Since $\exp(A)\exp(B)=\exp(A+B)$ is not true in general, I see no obvious way to prove the claim.

Hurkyl
Staff Emeritus
Gold Member
I expect G = SO(3) and H = SU(2) along with the identity map so(3)-->su(2) constitute a counter-example.

It feels like cheating, though, since this surely induces the bundle SU(2) --> SO(3) which could be thought of as a two-valued homomorphism from SO(3) to SU(2). (e.g. compare with the square-root function of the complex plane)

I see. In general the equation

$$\Phi(\exp(A)) = \exp(\phi(A))$$

will not give a well defined mapping, because exponential mapping is not injective.

But for example, how do you prove that the canonical mapping SU(2) -> SO(3) is group homomorphism? It is easy to verify that the mapping su(2) -> so(3) is a Lie algebra isomorphism, but then what?

Hurkyl
Staff Emeritus
Gold Member
I think what gets induced is a submanifold of GxH whose projection onto G is a local homeomorphism.

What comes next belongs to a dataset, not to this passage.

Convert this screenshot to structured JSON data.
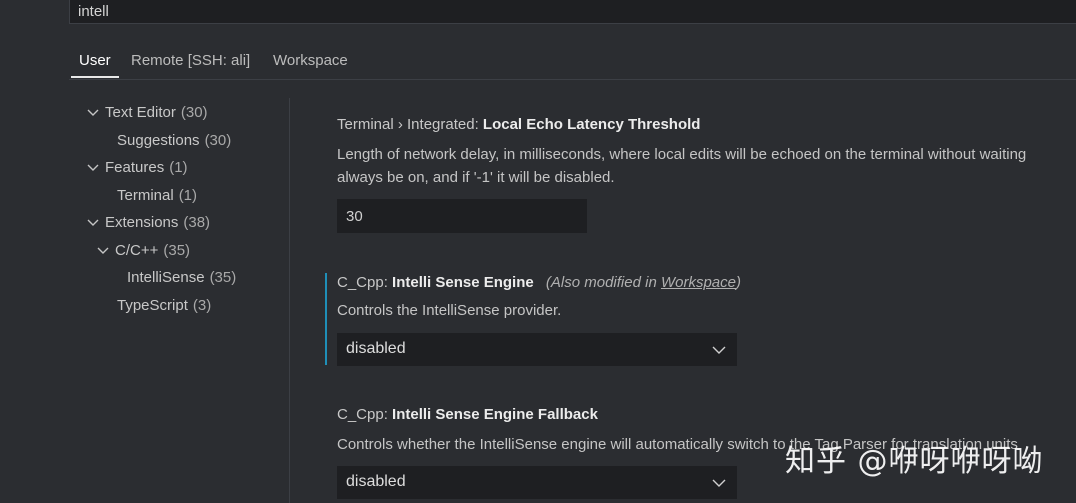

I expect the submanifold to be a subgroup.

Why? By doing the differential geometry to sew the differential facts into an integral whole.

Or...
$\exp(A)\exp(B)=\exp(A+B)$
by using the variation on that identity that is valid.

But I'm mainly running off of intuition here, and this is far from my field of expertise.